Shoot the messenger! He was that negative, he gave us such a gloomy picture...


I like the way Bronstein played chess. 200 Open Games is a good book and Zurich International Chess Tournament 1953 is one of the best chess books ever written.

Batgirl, great to see you back. And thanks immensely for bringing out the forgotten 2003 Bronstein interview to the spotlight. The legendary Devik (that's how the family called him) got us to face up some unpleasant truths about modern chess.
I was quite suprised when I couldn't find any trace of it online after running across it simply by chance on the Russian Ogoniek site. So I decided to give it my best shot at translating it to English for the benefit of the Western readership. Please excuse imperfectness of my translation as I thought it was more important to get out with it before the readers of my www.iplayoochess.com blog and wider chess public.
Thanks again for letting more people see the harsh chess truths. As Somebodysson put it, it might help get us out of the dungeons of the current chess System; the one giving few to profit and cash in, while the rest of us are watching utterly boring and unappealing "chess."
And one more thing, we all would like to hear from you m-o-r-e!
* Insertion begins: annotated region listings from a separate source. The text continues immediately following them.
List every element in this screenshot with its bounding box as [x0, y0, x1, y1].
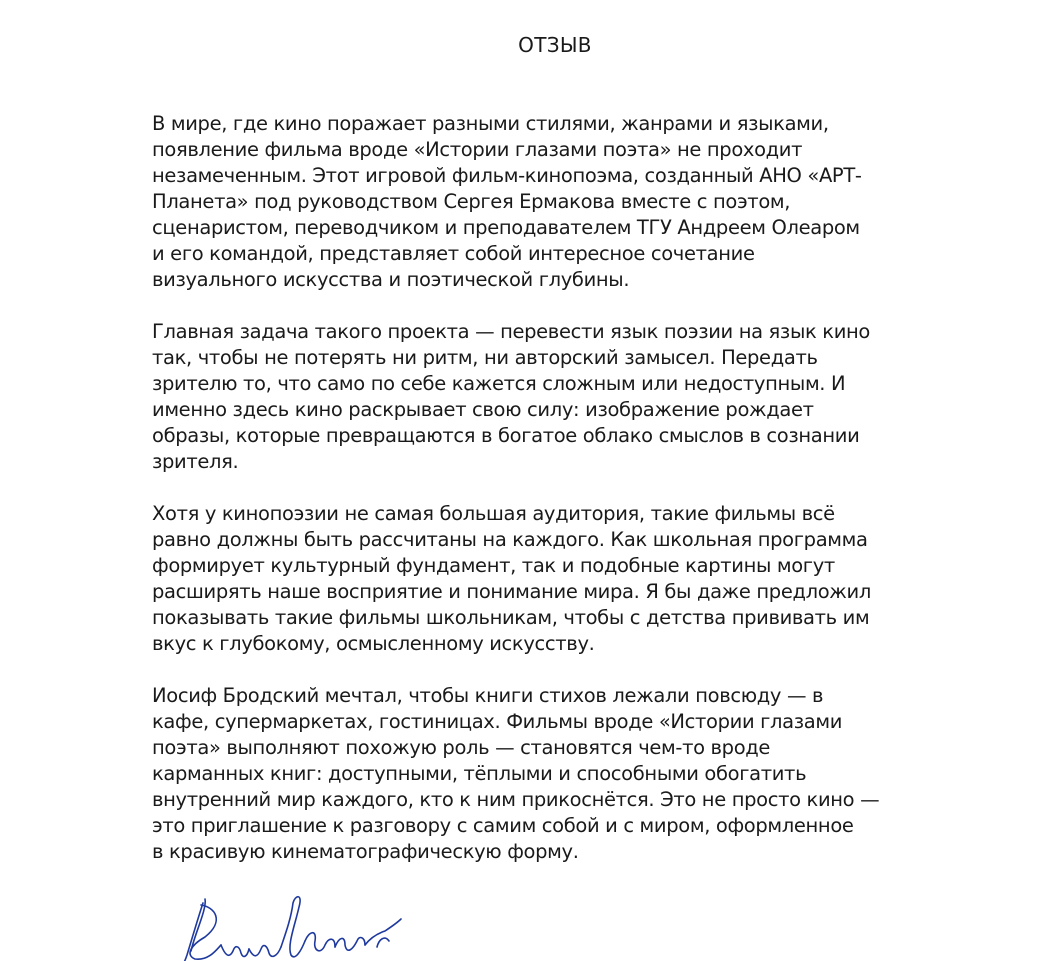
text-line: внутренний мир каждого, кто к ним прикос… [152, 787, 1032, 813]
paragraph-1: В мире, где кино поражает разными стилям… [152, 111, 1032, 293]
text-line: кафе, супермаркетах, гостиницах. Фильмы … [152, 709, 1032, 735]
paragraph-2: Главная задача такого проекта — перевест… [152, 319, 1032, 475]
text-line: Главная задача такого проекта — перевест… [152, 319, 1032, 345]
text-line: вкус к глубокому, осмысленному искусству… [152, 631, 1032, 657]
text-line: показывать такие фильмы школьникам, чтоб… [152, 605, 1032, 631]
text-line: сценаристом, переводчиком и преподавател… [152, 215, 1032, 241]
text-line: равно должны быть рассчитаны на каждого.… [152, 527, 1032, 553]
document-body: В мире, где кино поражает разными стилям… [152, 111, 1032, 891]
text-line: в красивую кинематографическую форму. [152, 839, 1032, 865]
text-line: карманных книг: доступными, тёплыми и сп… [152, 761, 1032, 787]
document-title: ОТЗЫВ [0, 33, 1060, 57]
text-line: Планета» под руководством Сергея Ермаков… [152, 189, 1032, 215]
signature [165, 885, 425, 961]
signature-icon [165, 885, 425, 961]
text-line: и его командой, представляет собой интер… [152, 241, 1032, 267]
text-line: формирует культурный фундамент, так и по… [152, 553, 1032, 579]
text-line: так, чтобы не потерять ни ритм, ни автор… [152, 345, 1032, 371]
text-line: именно здесь кино раскрывает свою силу: … [152, 397, 1032, 423]
text-line: поэта» выполняют похожую роль — становят… [152, 735, 1032, 761]
paragraph-3: Хотя у кинопоэзии не самая большая аудит… [152, 501, 1032, 657]
text-line: это приглашение к разговору с самим собо… [152, 813, 1032, 839]
text-line: появление фильма вроде «Истории глазами … [152, 137, 1032, 163]
text-line: В мире, где кино поражает разными стилям… [152, 111, 1032, 137]
text-line: зрителя. [152, 449, 1032, 475]
paragraph-4: Иосиф Бродский мечтал, чтобы книги стихо… [152, 683, 1032, 865]
text-line: визуального искусства и поэтической глуб… [152, 267, 1032, 293]
text-line: Хотя у кинопоэзии не самая большая аудит… [152, 501, 1032, 527]
text-line: образы, которые превращаются в богатое о… [152, 423, 1032, 449]
text-line: расширять наше восприятие и понимание ми… [152, 579, 1032, 605]
text-line: зрителю то, что само по себе кажется сло… [152, 371, 1032, 397]
text-line: Иосиф Бродский мечтал, чтобы книги стихо… [152, 683, 1032, 709]
text-line: незамеченным. Этот игровой фильм-кинопоэ… [152, 163, 1032, 189]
thanks batgirl. Its a beautiful interview, not gloomy. Its optimistic, about the possibility of chess being taken by chessplayers to a new heyday of romantic creativity. Not by the professionals; but the amateurs.
This interview also helps me articulate why I hated a recent conversation on chess forums about how chess improves intellect; I could only tell jokes on the forum; I couldn't take any of it seriously. As if people should play chess because its 'good for them' like a vitamin. Take some vitamin C, walk twenty minutes, and do a half hour of chess a day and you won't get Alzheimers. Oh bother!
batgirl, keep pushing your romantic chess agenda. You have good company, and you know who your company is better than I do, the 19th century romantics and a few 20th c. romantics and dissidents.
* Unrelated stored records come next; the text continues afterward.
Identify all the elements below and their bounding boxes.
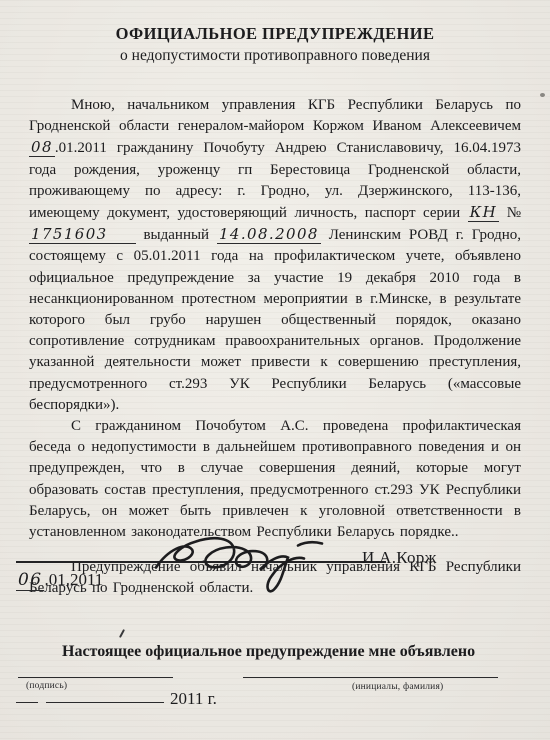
document-header: ОФИЦИАЛЬНОЕ ПРЕДУПРЕЖДЕНИЕ о недопустимо…	[0, 0, 550, 65]
paragraph-1: Мною, начальником управления КГБ Республ…	[29, 95, 521, 416]
handwritten-issue-date: 14.08.2008	[217, 225, 321, 244]
acknowledgement-day-line	[16, 702, 38, 703]
acknowledgement-name-line	[243, 677, 498, 678]
p1-text-4: выданный	[143, 227, 209, 243]
initials-surname-label: (инициалы, фамилия)	[352, 682, 443, 692]
handwritten-passport-number: 1751603	[29, 225, 136, 244]
acknowledgement-statement: Настоящее официальное предупреждение мне…	[62, 643, 475, 661]
handwritten-passport-series: КН	[468, 203, 500, 222]
paragraph-3: Предупреждение объявил начальник управле…	[29, 557, 521, 599]
paragraph-2: С гражданином Почобутом А.С. проведена п…	[29, 416, 521, 543]
document-page: ОФИЦИАЛЬНОЕ ПРЕДУПРЕЖДЕНИЕ о недопустимо…	[0, 0, 550, 740]
acknowledgement-signature-line	[18, 677, 173, 678]
signature-label: (подпись)	[26, 681, 67, 691]
p1-text-5: Ленинским РОВД г. Гродно, состоящему с 0…	[29, 227, 521, 413]
document-body: Мною, начальником управления КГБ Республ…	[29, 95, 521, 600]
p1-text-3: №	[507, 205, 521, 221]
acknowledgement-year: 2011 г.	[170, 689, 217, 709]
acknowledgement-month-line	[46, 702, 164, 703]
p1-text-2: .01.2011 гражданину Почобуту Андрею Стан…	[29, 140, 521, 221]
p1-text-1: Мною, начальником управления КГБ Республ…	[29, 97, 521, 134]
scan-smudge-icon	[540, 93, 545, 97]
document-subtitle: о недопустимости противоправного поведен…	[0, 47, 550, 65]
handwritten-warning-day: 08	[29, 138, 55, 157]
scan-mark-icon	[119, 629, 125, 638]
document-title: ОФИЦИАЛЬНОЕ ПРЕДУПРЕЖДЕНИЕ	[0, 24, 550, 44]
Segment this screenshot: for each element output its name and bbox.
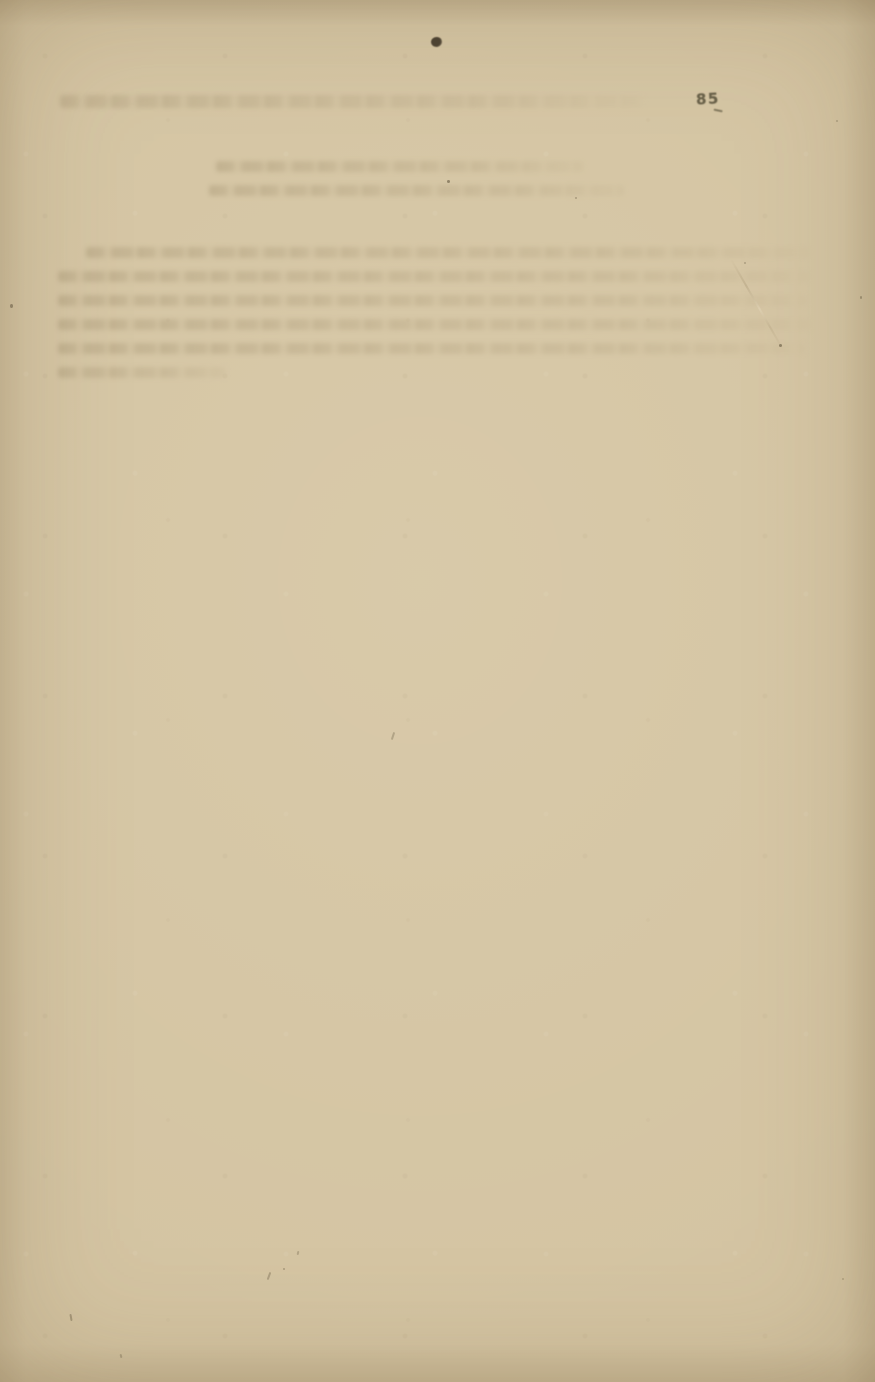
ghost-paragraph-line: [58, 367, 226, 378]
paper-speck: [10, 304, 13, 308]
paper-speck: [842, 1278, 844, 1280]
paper-texture: [0, 0, 875, 1382]
ghost-header-line: [60, 95, 645, 108]
ghost-paragraph-line: [58, 343, 806, 354]
ghost-paragraph-line: [58, 295, 808, 306]
paper-speck: [575, 197, 577, 199]
paper-speck: [69, 1314, 72, 1321]
ghost-title-line: [216, 161, 584, 172]
ghost-paragraph-line: [58, 271, 810, 282]
ink-blot-stain: [431, 37, 442, 47]
page-number-underline: [714, 109, 723, 113]
ghost-paragraph-line: [58, 319, 811, 330]
paper-speck: [391, 732, 395, 740]
paper-speck: [779, 344, 782, 347]
paper-speck: [283, 1268, 285, 1270]
paper-speck: [447, 180, 450, 183]
paper-speck: [297, 1251, 300, 1255]
paper-speck: [267, 1272, 272, 1280]
ghost-title-line: [209, 185, 625, 196]
paper-speck: [744, 262, 746, 264]
paper-speck: [120, 1354, 123, 1358]
paper-speck: [836, 120, 838, 122]
ghost-paragraph-line: [86, 247, 810, 258]
page-number: 85: [696, 89, 721, 108]
scanned-page: 85: [0, 0, 875, 1382]
paper-speck: [860, 296, 862, 299]
page-number-text: 85: [696, 89, 721, 108]
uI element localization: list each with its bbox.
Batgirl, great to see you back. And thanks immensely for bringing out the forgotten 2003 Bronstein interview to the spotlight. The legendary Devik (that's how the family called him) got us to face up some unpleasant truths about modern chess.
I was quite suprised when I couldn't find any trace of it online after running across it simply by chance on the Russian Ogoniek site. So I decided to give it my best shot at translating it to English for the benefit of the Western readership.
beautiful Momir. Thank you for translating it. Don't worry about the translation; its excellent. Remember, we're not going for perfection; we're interested in the spirit, and you captured it beautifully.
Guy sounds like an oddball.
He wants romance - looks for it in chess - and can't find it? (Except, conceivably, in his own play.)
I suspect he would have found no romance in to-day's World Championship game. Sad.

I like the way Bronstein played chess. 200 Open Games is a good book and Zurich International Chess Tournament 1953 is one of the best chess books ever written.
Wonderful, entertaining book full of lively, sharp games.

You are nuts. He married a wife that was 30 years younger and stayed loyal to his beliefs and character against the tide. It is normal to get the help of a real writer and that is not relevant at all.

This video is a must watch for Bronstein fans. Yasser Seirawan recounts a story about Bronstein that gives some very interesting insights into how Bronstein approaches his game
http://www.youtube.com/watch?v=SAymAaV92qk

Should we mention that Boris Vainstein, pres. of the Soviet Chess Fed., was also a high ranking KGB officer and that, while Bronstein later revealed (unprovoked) that Vainstein wrote much of the text, Bronstein himself completed all the analysis?
I recently read this interview with David Bronstein.
I always suspected that my own view of chess is somewhat different than that of most people. I was not just surprised but in a way relieved to see that Bronstein expressed a similar view (on a much higher level).